Barrington police, who had jurisdiction over Inverness until the village established its own police department in 2009, made no arrests and the case went cold until 2011, when a pair of Inverness detectives began delving into Gaimari's murder.

Investigators had retired. Witnesses had passed away. And the evidence Detective William Stutzman and his partner received from Barrington police came in "pretty poor condition," said Stutzman, a prosecution witness against Gaimari's widow, Jacquelyn Greco, who is on trial on charges she murdered her husband.

Prosecutors say greed motivated Greco, 69, and her then-lover to arrange Gaimari's murder and make it appear to be a robbery and home invasion gone wrong.

The evidence, which had been stored in the basement of the Barrington police department, was damaged by floods in 1986 and 1990, Stutzman said. What survived came to investigators in two large garbage bags, Stutzman said.
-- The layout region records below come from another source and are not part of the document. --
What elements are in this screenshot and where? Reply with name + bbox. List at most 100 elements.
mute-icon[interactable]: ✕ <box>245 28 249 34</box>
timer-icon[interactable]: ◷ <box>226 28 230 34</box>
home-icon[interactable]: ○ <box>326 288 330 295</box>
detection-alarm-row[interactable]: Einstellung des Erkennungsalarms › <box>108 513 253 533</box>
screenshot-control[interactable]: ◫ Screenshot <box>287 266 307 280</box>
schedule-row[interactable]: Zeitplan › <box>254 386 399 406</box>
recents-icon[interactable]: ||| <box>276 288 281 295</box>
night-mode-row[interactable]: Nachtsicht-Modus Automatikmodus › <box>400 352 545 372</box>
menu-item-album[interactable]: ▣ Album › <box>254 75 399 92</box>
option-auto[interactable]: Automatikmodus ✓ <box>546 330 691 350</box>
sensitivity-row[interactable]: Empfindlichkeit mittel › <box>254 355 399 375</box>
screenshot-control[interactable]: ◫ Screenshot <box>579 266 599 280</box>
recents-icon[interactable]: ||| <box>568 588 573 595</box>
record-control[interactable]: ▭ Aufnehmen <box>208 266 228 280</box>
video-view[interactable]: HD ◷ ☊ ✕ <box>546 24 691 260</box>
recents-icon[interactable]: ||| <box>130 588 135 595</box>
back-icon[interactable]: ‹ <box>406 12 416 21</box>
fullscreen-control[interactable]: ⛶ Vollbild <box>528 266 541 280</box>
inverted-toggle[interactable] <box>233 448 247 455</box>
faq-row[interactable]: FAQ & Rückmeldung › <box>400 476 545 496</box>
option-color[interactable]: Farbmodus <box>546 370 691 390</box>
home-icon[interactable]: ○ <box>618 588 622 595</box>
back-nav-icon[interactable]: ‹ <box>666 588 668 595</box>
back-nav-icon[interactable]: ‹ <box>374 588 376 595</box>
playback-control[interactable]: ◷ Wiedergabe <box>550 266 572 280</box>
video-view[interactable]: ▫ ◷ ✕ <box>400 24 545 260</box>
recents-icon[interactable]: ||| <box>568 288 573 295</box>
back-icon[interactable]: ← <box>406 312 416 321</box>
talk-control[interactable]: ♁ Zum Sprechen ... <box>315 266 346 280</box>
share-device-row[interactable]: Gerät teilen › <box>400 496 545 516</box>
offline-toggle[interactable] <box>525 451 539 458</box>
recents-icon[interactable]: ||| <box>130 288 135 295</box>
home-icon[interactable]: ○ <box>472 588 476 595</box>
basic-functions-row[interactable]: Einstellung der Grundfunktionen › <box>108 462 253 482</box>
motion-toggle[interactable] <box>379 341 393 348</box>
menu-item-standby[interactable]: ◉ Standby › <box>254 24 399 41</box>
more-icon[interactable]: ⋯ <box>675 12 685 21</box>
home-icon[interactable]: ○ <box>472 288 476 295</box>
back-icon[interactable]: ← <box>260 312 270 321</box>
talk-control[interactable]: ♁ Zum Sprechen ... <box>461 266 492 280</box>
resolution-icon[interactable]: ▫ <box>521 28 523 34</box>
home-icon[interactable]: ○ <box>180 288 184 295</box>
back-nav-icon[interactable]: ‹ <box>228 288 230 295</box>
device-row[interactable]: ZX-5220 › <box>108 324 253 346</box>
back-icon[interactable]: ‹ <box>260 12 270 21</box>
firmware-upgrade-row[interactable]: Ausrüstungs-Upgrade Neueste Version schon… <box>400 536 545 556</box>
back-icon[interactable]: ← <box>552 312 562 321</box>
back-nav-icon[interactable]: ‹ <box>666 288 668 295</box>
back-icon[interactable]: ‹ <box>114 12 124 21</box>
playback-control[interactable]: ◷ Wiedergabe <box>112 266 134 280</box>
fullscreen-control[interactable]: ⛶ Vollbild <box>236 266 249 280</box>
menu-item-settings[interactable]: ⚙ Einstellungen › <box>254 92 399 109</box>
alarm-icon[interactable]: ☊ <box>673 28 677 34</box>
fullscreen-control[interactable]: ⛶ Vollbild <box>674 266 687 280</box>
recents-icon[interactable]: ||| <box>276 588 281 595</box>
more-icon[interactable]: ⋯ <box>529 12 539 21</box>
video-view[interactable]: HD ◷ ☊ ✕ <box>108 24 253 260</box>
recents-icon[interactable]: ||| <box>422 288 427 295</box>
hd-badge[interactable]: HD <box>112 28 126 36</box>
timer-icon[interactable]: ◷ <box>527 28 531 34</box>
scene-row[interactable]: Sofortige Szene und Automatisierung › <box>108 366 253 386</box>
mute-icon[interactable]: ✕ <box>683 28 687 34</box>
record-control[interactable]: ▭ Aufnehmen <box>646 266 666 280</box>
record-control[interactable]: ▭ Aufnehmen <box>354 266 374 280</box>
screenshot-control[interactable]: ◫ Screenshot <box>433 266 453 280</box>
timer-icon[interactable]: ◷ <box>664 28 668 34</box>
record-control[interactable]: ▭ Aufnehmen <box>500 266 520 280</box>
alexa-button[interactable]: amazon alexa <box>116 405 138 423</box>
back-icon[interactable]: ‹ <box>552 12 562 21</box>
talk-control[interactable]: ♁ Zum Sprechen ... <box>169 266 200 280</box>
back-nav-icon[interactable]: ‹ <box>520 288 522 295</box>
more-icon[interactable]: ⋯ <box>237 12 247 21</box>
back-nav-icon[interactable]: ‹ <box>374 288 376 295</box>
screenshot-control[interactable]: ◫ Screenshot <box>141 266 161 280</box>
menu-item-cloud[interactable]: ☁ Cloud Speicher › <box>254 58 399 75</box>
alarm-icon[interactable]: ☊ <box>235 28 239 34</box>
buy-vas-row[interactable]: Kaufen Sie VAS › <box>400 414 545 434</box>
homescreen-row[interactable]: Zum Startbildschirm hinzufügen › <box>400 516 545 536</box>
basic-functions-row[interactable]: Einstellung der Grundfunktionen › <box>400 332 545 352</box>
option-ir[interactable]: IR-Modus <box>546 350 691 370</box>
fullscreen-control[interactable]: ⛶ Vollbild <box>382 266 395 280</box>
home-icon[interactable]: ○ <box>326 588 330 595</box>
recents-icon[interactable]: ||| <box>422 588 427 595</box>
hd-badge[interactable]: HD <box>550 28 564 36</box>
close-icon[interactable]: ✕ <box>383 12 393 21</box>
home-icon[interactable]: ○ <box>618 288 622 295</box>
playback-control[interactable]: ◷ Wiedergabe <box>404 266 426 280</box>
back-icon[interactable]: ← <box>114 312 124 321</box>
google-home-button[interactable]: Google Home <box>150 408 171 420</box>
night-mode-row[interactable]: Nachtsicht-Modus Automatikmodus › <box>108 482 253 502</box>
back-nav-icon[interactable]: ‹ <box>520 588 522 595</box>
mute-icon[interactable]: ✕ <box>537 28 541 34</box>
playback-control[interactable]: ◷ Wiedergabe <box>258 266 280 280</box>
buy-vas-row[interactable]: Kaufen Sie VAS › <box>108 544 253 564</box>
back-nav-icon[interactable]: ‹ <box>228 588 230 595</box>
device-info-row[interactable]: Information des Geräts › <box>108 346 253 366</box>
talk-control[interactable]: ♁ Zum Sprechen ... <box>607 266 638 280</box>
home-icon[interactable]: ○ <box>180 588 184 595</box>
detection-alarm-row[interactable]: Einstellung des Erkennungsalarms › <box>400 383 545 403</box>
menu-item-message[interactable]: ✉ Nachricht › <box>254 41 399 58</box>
Forensic scientists at the Illinois State Police crime lab were unable to obtain a DNA profile from cigarettes recovered from the Gaimari home, prosecutors said. The crime lab report indicated some bullets recovered could have been fired from one of two handguns Gaimari owned, both of which were near his body. Other bullets were unidentifiable, according to the report.

The gunmen have not been found.

Stutzman's testimony Thursday suggested interviews he and his partner conducted yielded better results. As part of their investigation, the detectives reinterviewed witnesses, including Greco's sister Elsie Fry, who testified earlier this week for the prosecution. In 1981, Fry reported to police that Greco told her "we found out a way to kill Carl." Fry claimed Greco made the statement two months before Gaimari's murder.

Stutzman and his partner reinterviewed Fry in 2012 and asked if she would be willing to record her conversations with Greco.

On Feb. 14, 2013, authorities obtained a recording in which Greco, talking to Fry, appeared to implicate herself in her husband's murder.

Also on Thursday, Cook County medical examiner Dr. Ponni Arunkumar - using notes from the original autopsy the now-deceased Dr. Robert Stein performed in 1979 - testified Gaimari had gunshots to his heart, aorta, lung, intestines, liver and hand.

Testimony continues Friday, when prosecutors expect to rest their case.